Libya And EU Patch Up Schengen Visa Dispute

Libya And EU Patch Up Schengen Visa Dispute

By REUTERS
Published: March 27, 2010

SIRTE, Libya (Reuters) – Libya lifted a visa ban on citizens of 25 European countries on Saturday after EU president Spain said a Swiss-instigated visa blacklist against 188 Libyans in those countries had been scrapped.

The end to the visa ban and the Schengen zone blacklist will likely defuse a crisis that has threatened to damage growing business ties between Europe and oil exporter Libya.

“In the interests of strengthening its cooperation with the European Union, Libya lifts the restrictions it earlier imposed on the citizens of the Schengen zone,” Libya's Foreign Ministry said in a communique carried by JANA, the state news agency.

Spain's foreign ministry had earlier issued a statement announcing the visa blacklist had been torn up and expressed regret as part of a diplomatic drive by EU leaders.

“Libya expresses its appreciation at the European Union for this move,” JANA quoted the Foreign Ministry statement as saying. “This is a defeat for Switzerland by means of collective European action. Libya accepts the EU decision…”

Libya stopped issuing visas to citizens from the Schengen borderless travel zone in retaliation for Switzerland, a Schengen member, barring entry to 188 Libyan citizens including the country's leader Muammar Gaddafi and members of his family.

The Swiss move prevented the blacklisted Libyans from entering any of the other Schengen states because the terms of the Schengen agreement obligate all members to refuse visas to citizens of countries blacklisted by fellow Schengen nations.

The Schengen area is a borderless travel zone grouping 22 EU nations plus Switzerland, Norway and Iceland.

GENEVA ARREST

The Spanish statement was issued after Spain's Foreign Minister Miguel Angel Moratinos arrived for talks in the Libyan town of Sirte, where Gaddafi is this weekend hosting a summit of the Arab League.

“All the names of the Libyan citizens included in the list of the Schengen information system have been removed,” the ministry said in a statement which it said came from Spain's EU presidency.

“We regret and deplore the trouble and inconvenience caused to those Libyan citizens. We hope that this move will not be repeated in the future.”

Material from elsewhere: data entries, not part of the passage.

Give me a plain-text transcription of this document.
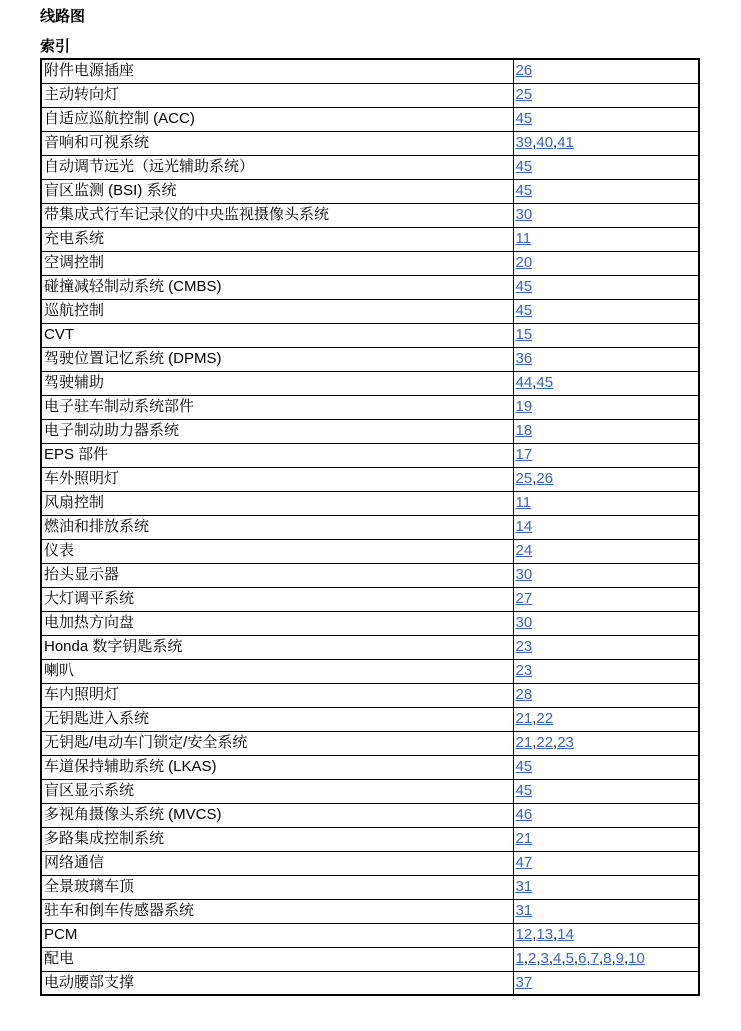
线路图
索引
附件电源插座	26
主动转向灯	25
自适应巡航控制 (ACC)	45
音响和可视系统	39,40,41
自动调节远光（远光辅助系统）	45
盲区监测 (BSI) 系统	45
带集成式行车记录仪的中央监视摄像头系统	30
充电系统	11
空调控制	20
碰撞减轻制动系统 (CMBS)	45
巡航控制	45
CVT	15
驾驶位置记忆系统 (DPMS)	36
驾驶辅助	44,45
电子驻车制动系统部件	19
电子制动助力器系统	18
EPS 部件	17
车外照明灯	25,26
风扇控制	11
燃油和排放系统	14
仪表	24
抬头显示器	30
大灯调平系统	27
电加热方向盘	30
Honda 数字钥匙系统	23
喇叭	23
车内照明灯	28
无钥匙进入系统	21,22
无钥匙/电动车门锁定/安全系统	21,22,23
车道保持辅助系统 (LKAS)	45
盲区显示系统	45
多视角摄像头系统 (MVCS)	46
多路集成控制系统	21
网络通信	47
全景玻璃车顶	31
驻车和倒车传感器系统	31
PCM	12,13,14
配电	1,2,3,4,5,6,7,8,9,10
电动腰部支撑	37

Italian Prime Minister Silvio Berlusconi — whose country has some of Europe's closest business ties to Libya and who has criticized the Swiss visa blacklist — was also in Sirte on Saturday as Gaddafi's guest.

Switzerland has been locked in a diplomatic dispute with oil exporter Libya since July 2008, when police in Geneva arrested Hannibal Gaddafi, a son of the Libyan leader, on charges of mistreating two domestic employees.

In February Gaddafi urged jihad against Switzerland and earlier this month Libya slapped a trade embargo against Switzerland.

The charges were swiftly dropped and Hannibal Gaddafi was released, but Libya stopped oil exports to Switzerland and withdrew millions of dollars from Swiss banks.

The Swiss government is pushing for the release from prison of Max Goeldi, a Swiss businessman who was barred from leaving Libya soon after Hannibal Gaddafi's arrest. He is serving a four-month sentence for breaking immigration rules.

Libyan officials deny any connection between Goeldi's prosecution and Hannibal Gaddafi's arrest.

A senior Libyan official, who did not want to be identified, told Reuters on Friday that Goeldi would be freed “very soon.” Goeldi's lawyer said if his client was to be released early it would happen after the summit ends on Sunday.